Ballonfahrt in Kenia
Ballonfahrt in KeniaFoto-Quelle: Wajahatmr unter http://creativecommons.org/licenses/by-sa/3.0/de/

Was Frauen wirklich denken: Werden wir im Alter nach Kenia exportiert?

Sonja Bissbort
Beitrag von Sonja Bissbort

Alter in Deutschland wird ungemütlich, in vielen Industrienationen der Welt zeichnet sich aktuell Ähnliches ab. Schon heute holen wir Pflegekräfte aus Polen und anderen Ländern zur Versorgung unserer so genannten Alten, die nicht den finanziellen Spielraum haben, in Residenzen oder von deutschen Pflegedienste um- und versorgt zu werden. Schon heute wandern ältere Menschen nach Thailand aus und nehmen dort die sehr viel günstigere Pflege und Hilfe von Thais in Anspruch.

Ist Kenia die Lösung?

Ein Freund hat mir kürzlich erzählt, ein Bekannter von ihm plane ein Alters- und Pflegeheim in Kenia. Dort sei Grund und Boden wie auch der Bau so viel günstiger als in Deutschland. Er wolle osteuropäische Pflegekräfte einfliegen, die seien mittlerweile gut geschult und deutlich besser ausgebildet als afrikanische, aber immer noch sehr günstig.
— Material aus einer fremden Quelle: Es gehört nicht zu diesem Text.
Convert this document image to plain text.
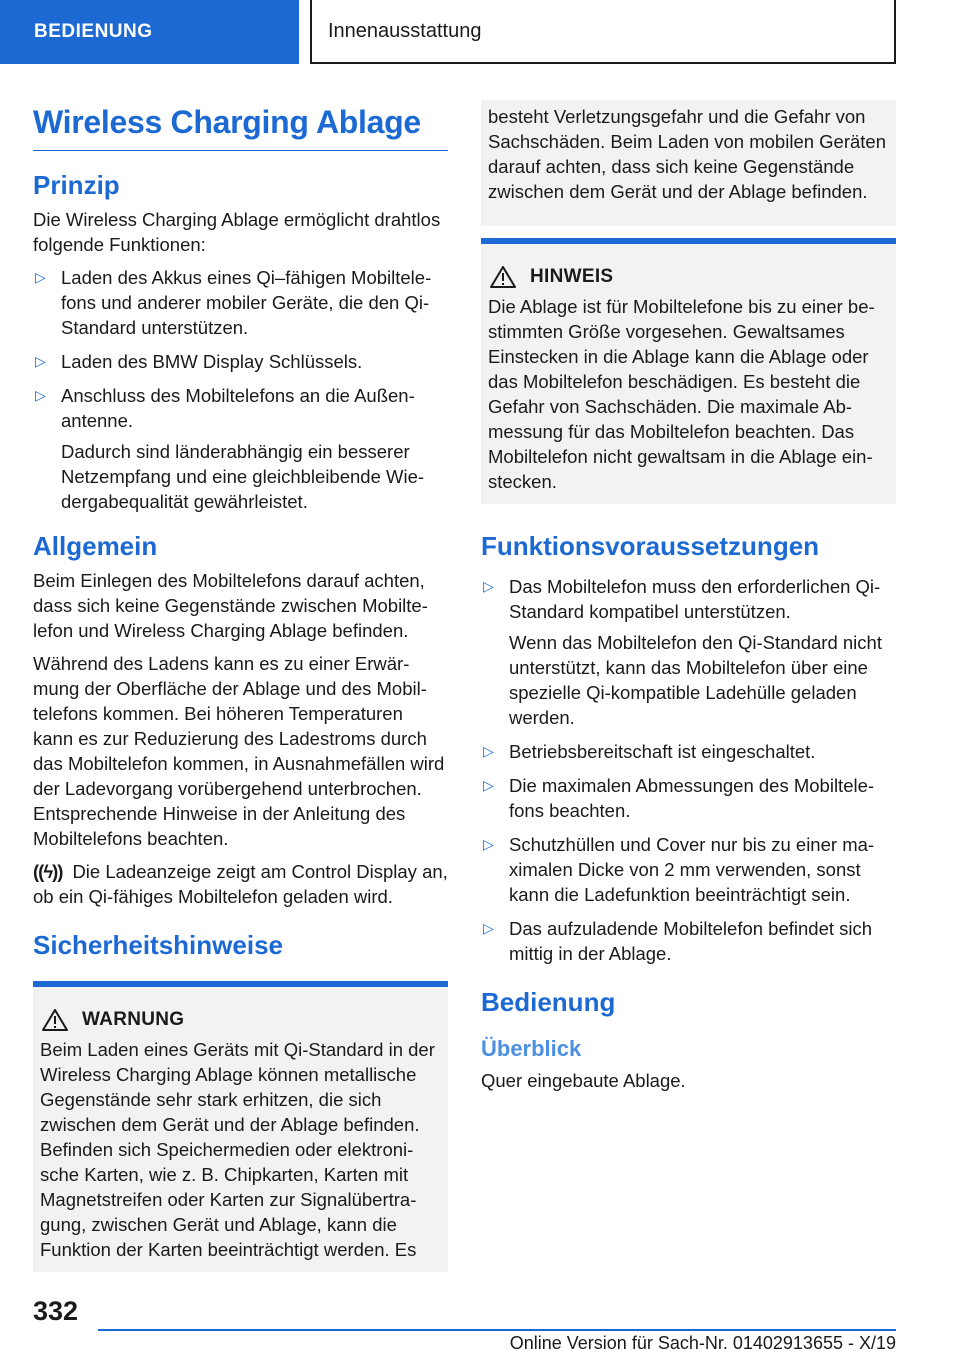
BEDIENUNG	Innenausstattung
Wireless Charging Ablage
Prinzip

Die Wireless Charging Ablage ermöglicht drahtlos folgende Funktionen:

▷ Laden des Akkus eines Qi–fähigen Mobiltelefons und anderer mobiler Geräte, die den Qi-Standard unterstützen.
▷ Laden des BMW Display Schlüssels.
▷ Anschluss des Mobiltelefons an die Außenantenne.

Dadurch sind länderabhängig ein besserer Netzempfang und eine gleichbleibende Wiedergabequalität gewährleistet.

Allgemein

Beim Einlegen des Mobiltelefons darauf achten, dass sich keine Gegenstände zwischen Mobiltelefon und Wireless Charging Ablage befinden.

Während des Ladens kann es zu einer Erwärmung der Oberfläche der Ablage und des Mobiltelefons kommen. Bei höheren Temperaturen kann es zur Reduzierung des Ladestroms durch das Mobiltelefon kommen, in Ausnahmefällen wird der Ladevorgang vorübergehend unterbrochen. Entsprechende Hinweise in der Anleitung des Mobiltelefons beachten.

((ϟ)) Die Ladeanzeige zeigt am Control Display an, ob ein Qi-fähiges Mobiltelefon geladen wird.

Sicherheitshinweise
WARNUNG

Beim Laden eines Geräts mit Qi-Standard in der Wireless Charging Ablage können metallische Gegenstände sehr stark erhitzen, die sich zwischen dem Gerät und der Ablage befinden. Befinden sich Speichermedien oder elektronische Karten, wie z. B. Chipkarten, Karten mit Magnetstreifen oder Karten zur Signalübertragung, zwischen Gerät und Ablage, kann die Funktion der Karten beeinträchtigt werden. Es

besteht Verletzungsgefahr und die Gefahr von Sachschäden. Beim Laden von mobilen Geräten darauf achten, dass sich keine Gegenstände zwischen dem Gerät und der Ablage befinden.

HINWEIS

Die Ablage ist für Mobiltelefone bis zu einer bestimmten Größe vorgesehen. Gewaltsames Einstecken in die Ablage kann die Ablage oder das Mobiltelefon beschädigen. Es besteht die Gefahr von Sachschäden. Die maximale Abmessung für das Mobiltelefon beachten. Das Mobiltelefon nicht gewaltsam in die Ablage einstecken.

Funktionsvoraussetzungen
▷ Das Mobiltelefon muss den erforderlichen Qi-Standard kompatibel unterstützen.

Wenn das Mobiltelefon den Qi-Standard nicht unterstützt, kann das Mobiltelefon über eine spezielle Qi-kompatible Ladehülle geladen werden.

▷ Betriebsbereitschaft ist eingeschaltet.
▷ Die maximalen Abmessungen des Mobiltelefons beachten.
▷ Schutzhüllen und Cover nur bis zu einer maximalen Dicke von 2 mm verwenden, sonst kann die Ladefunktion beeinträchtigt sein.
▷ Das aufzuladende Mobiltelefon befindet sich mittig in der Ablage.
Bedienung
Überblick

Quer eingebaute Ablage.

332
Online Version für Sach-Nr. 01402913655 - X/19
Der Businessplan stehe und die Verhandlungen mit seinen Banken sehen gut aus. "Das rechnet sich", sagte der Bekannte meines Freundes, "und wenn alles so läuft, wie ich geplant habe, dann folgt das nächste Projekt."

Als reine Geschäftsidee betrachtet, hat der Plan was. Aber die Vorstellung graust mich und lässt mir die Nackenhaare hoch stehen. Werden wir nun zum Land der jungen Leistungsbringer und verbringen die, die nicht mehr können und unserer Pflege bedürfen, weg aus Deutschland nach anderswo? Wird Gesundheit zum Kriterium, wo man die letzten Jahre seines Lebens verbringt?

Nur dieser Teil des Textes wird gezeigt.